Kathleen Stassen Berger, a leading expert on human development, has written a new book that advocates for grandmothers’ role in raising each new generation. Combining her own experiences as a grandmother of three and a deep knowledge of academic research, Berger surveys our changing families and the marginalization of seniors, especially older women, and claims a space for grandmothers in the lives of their grandchildren.

Kathleen Stassen Berger is probably best known to college graduates as the author of The Developing Person Through Childhood and Adolescenceas well as Invitation to the Life Span. Her developmental texts are currently being used at more than 700 colleges and universities worldwide and are available in Spanish, French, Italian, and Portuguese, as well as English. Her research interests include adolescent identity, immigration and bullying. She has published many articles on developmental topics in the Wiley Encyclopedia of Psychologyand in publications of the American Association for Higher Education and the National Education Association for Higher education.


Grandmothering: Building Strong Ties with Every Generation is her first book for a general audience. She is a mother of four and grandmother of three young children.

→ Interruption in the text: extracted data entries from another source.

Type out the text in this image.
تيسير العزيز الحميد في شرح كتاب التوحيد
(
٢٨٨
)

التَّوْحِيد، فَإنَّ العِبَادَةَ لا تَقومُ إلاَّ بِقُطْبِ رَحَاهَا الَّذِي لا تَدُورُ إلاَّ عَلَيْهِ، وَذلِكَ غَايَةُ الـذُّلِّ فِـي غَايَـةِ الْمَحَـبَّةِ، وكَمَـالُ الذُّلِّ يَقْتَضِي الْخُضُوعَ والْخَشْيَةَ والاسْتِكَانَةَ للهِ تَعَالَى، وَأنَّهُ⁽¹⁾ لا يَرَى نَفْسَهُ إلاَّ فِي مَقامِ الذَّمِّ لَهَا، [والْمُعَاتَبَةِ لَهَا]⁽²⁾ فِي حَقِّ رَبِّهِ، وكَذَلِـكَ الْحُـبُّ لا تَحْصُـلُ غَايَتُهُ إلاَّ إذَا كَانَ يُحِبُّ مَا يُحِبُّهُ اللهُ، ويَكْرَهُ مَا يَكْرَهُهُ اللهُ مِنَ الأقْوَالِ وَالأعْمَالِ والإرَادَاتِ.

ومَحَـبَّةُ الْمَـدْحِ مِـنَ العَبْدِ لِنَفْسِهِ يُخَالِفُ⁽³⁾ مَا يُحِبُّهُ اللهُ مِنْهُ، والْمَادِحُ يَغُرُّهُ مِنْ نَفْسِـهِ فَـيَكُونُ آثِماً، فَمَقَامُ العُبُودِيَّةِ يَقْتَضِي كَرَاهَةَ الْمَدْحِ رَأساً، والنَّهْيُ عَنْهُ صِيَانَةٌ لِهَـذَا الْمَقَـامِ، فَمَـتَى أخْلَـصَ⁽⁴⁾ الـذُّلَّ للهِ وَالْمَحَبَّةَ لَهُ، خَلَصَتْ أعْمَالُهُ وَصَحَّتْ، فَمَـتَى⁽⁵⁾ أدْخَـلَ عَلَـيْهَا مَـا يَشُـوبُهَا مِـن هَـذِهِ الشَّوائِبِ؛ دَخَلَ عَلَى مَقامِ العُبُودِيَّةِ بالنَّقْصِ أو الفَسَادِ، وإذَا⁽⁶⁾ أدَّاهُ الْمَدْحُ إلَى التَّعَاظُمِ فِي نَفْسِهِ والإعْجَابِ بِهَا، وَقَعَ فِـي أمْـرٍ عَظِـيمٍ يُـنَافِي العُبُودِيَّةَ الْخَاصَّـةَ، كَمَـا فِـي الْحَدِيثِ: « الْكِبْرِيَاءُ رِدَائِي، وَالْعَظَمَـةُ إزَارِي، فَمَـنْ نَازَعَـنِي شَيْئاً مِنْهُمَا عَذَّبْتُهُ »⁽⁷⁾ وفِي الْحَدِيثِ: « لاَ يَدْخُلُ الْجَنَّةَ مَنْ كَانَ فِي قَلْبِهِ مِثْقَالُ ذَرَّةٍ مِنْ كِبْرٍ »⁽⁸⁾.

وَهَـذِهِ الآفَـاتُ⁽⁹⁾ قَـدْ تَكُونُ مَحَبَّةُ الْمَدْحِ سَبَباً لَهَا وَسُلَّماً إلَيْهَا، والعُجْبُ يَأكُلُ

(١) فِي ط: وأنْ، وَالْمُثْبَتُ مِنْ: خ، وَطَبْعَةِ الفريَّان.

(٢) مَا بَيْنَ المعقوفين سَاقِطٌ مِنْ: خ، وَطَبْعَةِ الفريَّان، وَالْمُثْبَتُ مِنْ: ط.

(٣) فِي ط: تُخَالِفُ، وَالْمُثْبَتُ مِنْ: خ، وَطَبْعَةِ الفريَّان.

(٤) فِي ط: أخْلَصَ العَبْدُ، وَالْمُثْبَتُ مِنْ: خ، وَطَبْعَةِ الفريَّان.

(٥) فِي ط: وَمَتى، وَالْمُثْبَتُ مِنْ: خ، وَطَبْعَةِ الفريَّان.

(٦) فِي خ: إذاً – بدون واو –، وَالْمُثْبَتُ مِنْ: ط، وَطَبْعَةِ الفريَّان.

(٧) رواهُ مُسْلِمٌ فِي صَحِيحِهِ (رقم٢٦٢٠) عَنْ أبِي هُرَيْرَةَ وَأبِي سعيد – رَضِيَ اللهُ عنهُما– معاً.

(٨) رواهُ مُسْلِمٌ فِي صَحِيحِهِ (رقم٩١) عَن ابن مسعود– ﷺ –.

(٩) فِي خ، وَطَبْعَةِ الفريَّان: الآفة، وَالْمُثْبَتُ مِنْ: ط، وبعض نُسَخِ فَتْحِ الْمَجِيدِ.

Berger received her undergraduate education at Stanford University and Radcliffe College, earned an M.A.T. from Harvard University, and an M.S. and Ph.D. from Yeshiva University. Her broad experience as an educator includes directing a preschool, serving as chair of philosophy at the United Nations International School, teaching child and adolescent development to graduate students at Fordham University and undergraduates at Montclair State University in New Jersey and at Quinnipiac University in Connecticut, as well as teaching social psychology to inmates at the Sing Sing Correctional Facility. 


Throughout most of her professional career, Berger has worked at City University of New York’s Bronx Community College, first as an adjunct and for the past two decades as a full professor. She has taught introduction to psychology, child and adolescent development, adulthood and aging, social psychology, abnormal psychology, and human motivation. Her students, who come from many ethnic, economic, and educational backgrounds and have a wide range of ages and interests, consistently honor her with the highest teaching evaluations.